What really sets British urban liberals apart is their relative weakness. Unlike other developed countries, Britain does not have a high intelligentsia capable of providing this class with moral leadership. His gifts are narrow and cloistered. There is no British analogue to Noam Chomsky or Bell Hooks, or even Bernard Henri-Levy. The task of public intellectualism is left to artists like Stephen Fry or Sandi Toksvig, or to children’s authors like Philip Pullman. The last real activist academic was probably EP Thompson, and he died in 1993. English academia always produces leading figures, but they are usually rather otherworldly figures like Quentin Skinner – who are not the sort of people to take an active role in the affairs of the nation.
Why is this the case? Britain does not have a confident activist intelligentsia because it did not experience the “1960s” in the ordinary sense of the term. There was no real student movement in Britain, and most of the liberal gains of the era were due to the brusque ruling of Roy Jenkins or liberal-minded aristocrats like the 8th Earl of Arran and Lord Longford. There was no British equivalent to the French of the 1968s, let alone the Red Army Faction or the Weathermen. Britain didn’t have a real New Left either; when it arrived, very late, in the magazine Marxism today, his doctrine was not that of postmodern skepticism but of objective morality – human rights. The idea that the ’68s were postmodern is quite false, but in Britain, unlike the United States or France, there was not even the pretense of it.

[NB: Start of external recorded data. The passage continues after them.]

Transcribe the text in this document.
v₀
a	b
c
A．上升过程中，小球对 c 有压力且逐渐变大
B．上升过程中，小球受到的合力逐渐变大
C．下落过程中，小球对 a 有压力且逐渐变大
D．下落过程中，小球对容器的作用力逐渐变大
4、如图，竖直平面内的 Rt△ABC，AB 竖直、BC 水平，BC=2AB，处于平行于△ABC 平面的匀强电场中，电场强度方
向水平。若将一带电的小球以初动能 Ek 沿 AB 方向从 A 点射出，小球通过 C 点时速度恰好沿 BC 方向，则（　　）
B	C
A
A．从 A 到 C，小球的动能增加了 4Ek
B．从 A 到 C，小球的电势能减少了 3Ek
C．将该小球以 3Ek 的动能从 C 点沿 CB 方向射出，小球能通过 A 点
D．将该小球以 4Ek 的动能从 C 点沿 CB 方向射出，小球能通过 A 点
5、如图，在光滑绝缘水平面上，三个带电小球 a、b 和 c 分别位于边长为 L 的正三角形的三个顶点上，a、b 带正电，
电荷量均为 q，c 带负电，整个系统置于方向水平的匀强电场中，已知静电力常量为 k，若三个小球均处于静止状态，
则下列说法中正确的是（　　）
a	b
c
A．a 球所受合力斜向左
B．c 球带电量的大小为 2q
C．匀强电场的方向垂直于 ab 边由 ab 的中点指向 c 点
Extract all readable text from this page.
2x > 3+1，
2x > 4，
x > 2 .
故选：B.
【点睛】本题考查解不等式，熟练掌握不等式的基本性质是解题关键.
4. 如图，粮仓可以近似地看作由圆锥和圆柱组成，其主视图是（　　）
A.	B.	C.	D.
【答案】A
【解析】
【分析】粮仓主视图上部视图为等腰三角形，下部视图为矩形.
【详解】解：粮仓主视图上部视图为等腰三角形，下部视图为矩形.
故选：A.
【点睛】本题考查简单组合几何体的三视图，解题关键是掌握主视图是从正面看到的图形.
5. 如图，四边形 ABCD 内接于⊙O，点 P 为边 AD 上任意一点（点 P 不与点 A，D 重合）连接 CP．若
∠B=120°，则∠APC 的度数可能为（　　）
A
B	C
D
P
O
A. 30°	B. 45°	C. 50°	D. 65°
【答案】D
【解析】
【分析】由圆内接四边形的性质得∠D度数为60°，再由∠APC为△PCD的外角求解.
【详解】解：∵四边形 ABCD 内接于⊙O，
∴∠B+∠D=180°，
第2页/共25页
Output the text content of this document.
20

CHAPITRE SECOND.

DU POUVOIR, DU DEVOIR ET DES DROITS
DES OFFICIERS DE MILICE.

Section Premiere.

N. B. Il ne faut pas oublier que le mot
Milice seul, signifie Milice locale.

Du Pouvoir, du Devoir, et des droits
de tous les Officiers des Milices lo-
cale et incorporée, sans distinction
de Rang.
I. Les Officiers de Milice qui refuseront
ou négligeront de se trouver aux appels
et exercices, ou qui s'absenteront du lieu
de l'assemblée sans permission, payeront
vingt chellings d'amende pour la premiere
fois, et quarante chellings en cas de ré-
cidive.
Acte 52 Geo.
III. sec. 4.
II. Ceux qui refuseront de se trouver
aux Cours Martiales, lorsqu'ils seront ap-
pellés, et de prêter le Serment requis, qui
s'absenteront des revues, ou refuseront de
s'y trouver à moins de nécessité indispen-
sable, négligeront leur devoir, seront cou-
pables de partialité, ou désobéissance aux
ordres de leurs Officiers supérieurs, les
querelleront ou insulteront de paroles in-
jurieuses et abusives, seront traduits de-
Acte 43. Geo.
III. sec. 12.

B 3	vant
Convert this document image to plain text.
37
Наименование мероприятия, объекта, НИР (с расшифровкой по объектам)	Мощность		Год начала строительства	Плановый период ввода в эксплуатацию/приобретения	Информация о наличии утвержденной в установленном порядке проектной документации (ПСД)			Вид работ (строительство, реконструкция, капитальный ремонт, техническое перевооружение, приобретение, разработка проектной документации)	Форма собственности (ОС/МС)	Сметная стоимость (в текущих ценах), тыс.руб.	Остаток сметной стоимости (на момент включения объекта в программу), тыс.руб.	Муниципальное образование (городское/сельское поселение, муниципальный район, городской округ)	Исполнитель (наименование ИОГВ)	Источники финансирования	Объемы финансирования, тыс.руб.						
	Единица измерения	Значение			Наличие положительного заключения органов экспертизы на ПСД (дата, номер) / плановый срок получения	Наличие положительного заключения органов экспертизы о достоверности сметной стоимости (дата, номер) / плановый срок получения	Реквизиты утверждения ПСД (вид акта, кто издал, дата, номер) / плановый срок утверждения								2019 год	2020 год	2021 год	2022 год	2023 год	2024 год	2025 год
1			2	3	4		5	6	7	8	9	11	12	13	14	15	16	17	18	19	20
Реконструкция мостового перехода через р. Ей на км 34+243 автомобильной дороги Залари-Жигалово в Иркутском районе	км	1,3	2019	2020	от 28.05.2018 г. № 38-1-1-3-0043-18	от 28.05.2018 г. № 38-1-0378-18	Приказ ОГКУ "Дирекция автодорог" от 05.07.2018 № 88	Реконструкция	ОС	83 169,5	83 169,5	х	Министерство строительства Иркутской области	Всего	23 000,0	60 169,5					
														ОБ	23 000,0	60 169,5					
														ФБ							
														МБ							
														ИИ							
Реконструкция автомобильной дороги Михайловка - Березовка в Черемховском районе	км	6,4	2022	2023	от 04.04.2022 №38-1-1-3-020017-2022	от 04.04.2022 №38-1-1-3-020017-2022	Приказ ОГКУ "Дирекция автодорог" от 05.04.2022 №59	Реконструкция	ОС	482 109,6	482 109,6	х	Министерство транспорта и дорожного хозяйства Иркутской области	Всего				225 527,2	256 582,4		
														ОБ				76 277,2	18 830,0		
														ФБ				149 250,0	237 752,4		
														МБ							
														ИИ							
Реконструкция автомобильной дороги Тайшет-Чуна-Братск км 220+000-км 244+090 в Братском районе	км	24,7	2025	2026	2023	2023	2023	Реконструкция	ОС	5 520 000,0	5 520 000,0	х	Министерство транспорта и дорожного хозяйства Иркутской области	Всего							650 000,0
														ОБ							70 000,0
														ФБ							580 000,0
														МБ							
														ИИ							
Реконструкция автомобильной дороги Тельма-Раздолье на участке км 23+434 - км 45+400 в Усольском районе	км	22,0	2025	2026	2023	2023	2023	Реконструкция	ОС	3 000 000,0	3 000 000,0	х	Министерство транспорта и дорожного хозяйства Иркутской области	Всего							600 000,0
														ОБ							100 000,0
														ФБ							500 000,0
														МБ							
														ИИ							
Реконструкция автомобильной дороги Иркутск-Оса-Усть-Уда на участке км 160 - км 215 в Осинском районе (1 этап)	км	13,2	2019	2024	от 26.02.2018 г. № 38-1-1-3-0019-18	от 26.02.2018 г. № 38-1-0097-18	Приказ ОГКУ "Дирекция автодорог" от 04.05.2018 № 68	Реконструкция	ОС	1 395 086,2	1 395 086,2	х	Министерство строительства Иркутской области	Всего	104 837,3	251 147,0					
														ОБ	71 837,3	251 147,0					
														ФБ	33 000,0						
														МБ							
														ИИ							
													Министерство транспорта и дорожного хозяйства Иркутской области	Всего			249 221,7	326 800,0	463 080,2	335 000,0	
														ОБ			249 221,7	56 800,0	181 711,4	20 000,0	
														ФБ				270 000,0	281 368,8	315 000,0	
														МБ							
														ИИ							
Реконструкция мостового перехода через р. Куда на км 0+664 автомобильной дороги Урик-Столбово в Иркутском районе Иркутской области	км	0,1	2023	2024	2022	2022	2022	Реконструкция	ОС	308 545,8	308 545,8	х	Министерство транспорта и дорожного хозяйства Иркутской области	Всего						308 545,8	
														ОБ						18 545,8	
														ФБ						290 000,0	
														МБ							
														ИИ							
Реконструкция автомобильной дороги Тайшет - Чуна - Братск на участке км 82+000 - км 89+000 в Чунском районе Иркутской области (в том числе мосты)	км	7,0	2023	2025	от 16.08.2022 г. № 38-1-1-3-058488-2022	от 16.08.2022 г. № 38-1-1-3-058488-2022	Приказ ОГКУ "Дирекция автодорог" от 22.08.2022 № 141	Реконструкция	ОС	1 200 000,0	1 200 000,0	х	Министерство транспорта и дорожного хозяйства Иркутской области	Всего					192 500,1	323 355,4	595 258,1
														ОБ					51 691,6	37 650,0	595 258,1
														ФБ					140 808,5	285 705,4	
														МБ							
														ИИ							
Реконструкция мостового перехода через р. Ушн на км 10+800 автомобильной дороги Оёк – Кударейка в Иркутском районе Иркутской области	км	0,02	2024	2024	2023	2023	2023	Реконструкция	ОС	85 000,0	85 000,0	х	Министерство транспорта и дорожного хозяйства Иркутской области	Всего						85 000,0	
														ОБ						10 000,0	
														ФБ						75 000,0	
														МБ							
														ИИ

There is another reason for their weakness. In 1945, Britain went further than any other Western country in nationalizing its economy. In the post-war years, France and West Germany opted for a corporatist confusion that preserved the big capitalists as a class, but in Britain the liberal elites, the “managerialists”, actually came to run almost everything. As a result, when this system collapsed in 1979, Britain’s liberal elites saw an unprecedented collapse in their social position.
British metropolitan liberals no longer have a real agenda of their own and feel passive in the face of events. They hold on trembling old regime institutions like Whitehall, the courts, the monarchy. Watch the contents of Keir Starmer’s latest reset speech and you’ll simply discover the prejudices piled up on Hugh Dennis’s character’s breakfast table in the sitcom. Outnumbered. A vague feeling that leaving the EU was a bad idea, but that he was too lacking in imagination to become a Eurofederalist. That too many people go to college these days to study “Mickey Mouse degrees” and should probably get an apprenticeship instead.
In any case, it does not deserve to be flattered as “liberal metropolitanism”; those who don’t like the way things are done in Britain must oppose these ideas on their merits. Otherwise, it will be governed by King of the Rovers forever.